Это «чудо» и произошло – простой народ создал могучую впасть именно потому, что «большевистская труха пришлась по душе нашим крестьянам». Но это было потом. Как проницательный наблюдатель, М.М. Пришвин пришел к выводу, что уже в начале лета 1917 г. возможность диалога и взаимопонимания между либералами и крестьянством быстро иссякала, отторжение утрачивало рациональный характер.

Вместе с сознательной ненавистью возникла бытовая, органичная неприязнь к низшему сословию, забывшему свое место, «начавшему говорить». Неприязнь эта именно органичная, подсознательная, М.М. Пришвин, например, не признает ее наличие в своих дневниках в рациональных рассуждениях, она прорывается в бытовых зарисовках. Он записал в дневнике 14 июня 1917 г.:

«Приезжают два члена земельной комиссии описать мою землю, два малограмотных мужика, один спрашивает, другой записывает, спрашивает небрежно, без плана, записывает на грязном лоскутке бумаги кривульками, путаными рядами, вверх, вниз, сбоку нечиненным карандашом, слюнявя и облизывая пальцы. Объясняю им, как что – нужно разграфить бумагу и над графами заголовки подписать. Шемякин суд.

– Дожидаемся, – говорят, – дезинфекции.

Что такое «дезинфекция», объяснили: «Конторские книги».

Соседу рассказываю про дезинфекцию, он смеется и говорит: „Робеспьеры, Робеспьеры!“» [149].

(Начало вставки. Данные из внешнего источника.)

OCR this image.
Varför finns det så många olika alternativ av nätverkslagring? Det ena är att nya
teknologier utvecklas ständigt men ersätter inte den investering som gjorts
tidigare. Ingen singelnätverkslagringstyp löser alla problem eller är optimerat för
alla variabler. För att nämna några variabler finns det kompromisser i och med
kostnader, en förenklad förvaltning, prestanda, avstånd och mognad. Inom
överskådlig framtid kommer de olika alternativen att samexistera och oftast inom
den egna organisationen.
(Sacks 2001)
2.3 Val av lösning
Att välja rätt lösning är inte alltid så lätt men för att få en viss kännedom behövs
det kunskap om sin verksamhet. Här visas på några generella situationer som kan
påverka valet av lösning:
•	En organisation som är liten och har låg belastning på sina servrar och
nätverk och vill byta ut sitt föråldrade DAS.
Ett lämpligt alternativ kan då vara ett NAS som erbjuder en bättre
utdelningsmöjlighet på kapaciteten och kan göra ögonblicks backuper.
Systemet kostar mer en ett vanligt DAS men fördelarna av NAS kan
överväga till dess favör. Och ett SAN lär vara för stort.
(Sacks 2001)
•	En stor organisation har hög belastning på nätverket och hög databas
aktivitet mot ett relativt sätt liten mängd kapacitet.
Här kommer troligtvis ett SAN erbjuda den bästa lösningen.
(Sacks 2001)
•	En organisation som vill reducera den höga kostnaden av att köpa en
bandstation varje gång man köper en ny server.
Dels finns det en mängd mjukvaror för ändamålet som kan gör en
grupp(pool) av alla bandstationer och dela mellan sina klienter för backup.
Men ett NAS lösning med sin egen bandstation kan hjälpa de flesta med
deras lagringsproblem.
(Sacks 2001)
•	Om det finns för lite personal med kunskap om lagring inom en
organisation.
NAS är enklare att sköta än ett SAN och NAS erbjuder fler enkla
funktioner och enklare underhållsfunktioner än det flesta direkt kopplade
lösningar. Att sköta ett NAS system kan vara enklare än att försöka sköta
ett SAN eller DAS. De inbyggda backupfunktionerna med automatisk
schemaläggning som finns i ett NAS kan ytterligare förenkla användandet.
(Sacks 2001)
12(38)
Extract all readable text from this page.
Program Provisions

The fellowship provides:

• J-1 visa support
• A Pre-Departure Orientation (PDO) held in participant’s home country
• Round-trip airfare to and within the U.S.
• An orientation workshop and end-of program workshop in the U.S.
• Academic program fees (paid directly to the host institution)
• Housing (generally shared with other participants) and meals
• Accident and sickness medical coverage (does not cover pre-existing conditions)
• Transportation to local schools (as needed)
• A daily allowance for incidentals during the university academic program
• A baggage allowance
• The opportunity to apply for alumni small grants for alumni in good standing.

Рассуждения в среде научной гуманитарной элиты были более жесткими. Кружок профессоров собирался в Петрограде на квартире академика С.Б. Веселовского, часто бывал там и И. Бунин. С.Б. Веселовский, судя по его дневникам, – либерал и даже социалист. 31Но он, «один из ведущих исследователей Московского периода истории России XIV-XVII вв.», замечательный ученый и патриот, рассуждает как русофоб. Он пишет в дневнике: «Еще в 1904-1906 гг. я удивлялся, как и на чем держится такое историческое недоразумение, как Российская империя. Теперь мои предсказания более чем оправдались, но мнение о народе не изменилось, т.е. не ухудшилось. Быдло осталось быдлом» [27, с. 31].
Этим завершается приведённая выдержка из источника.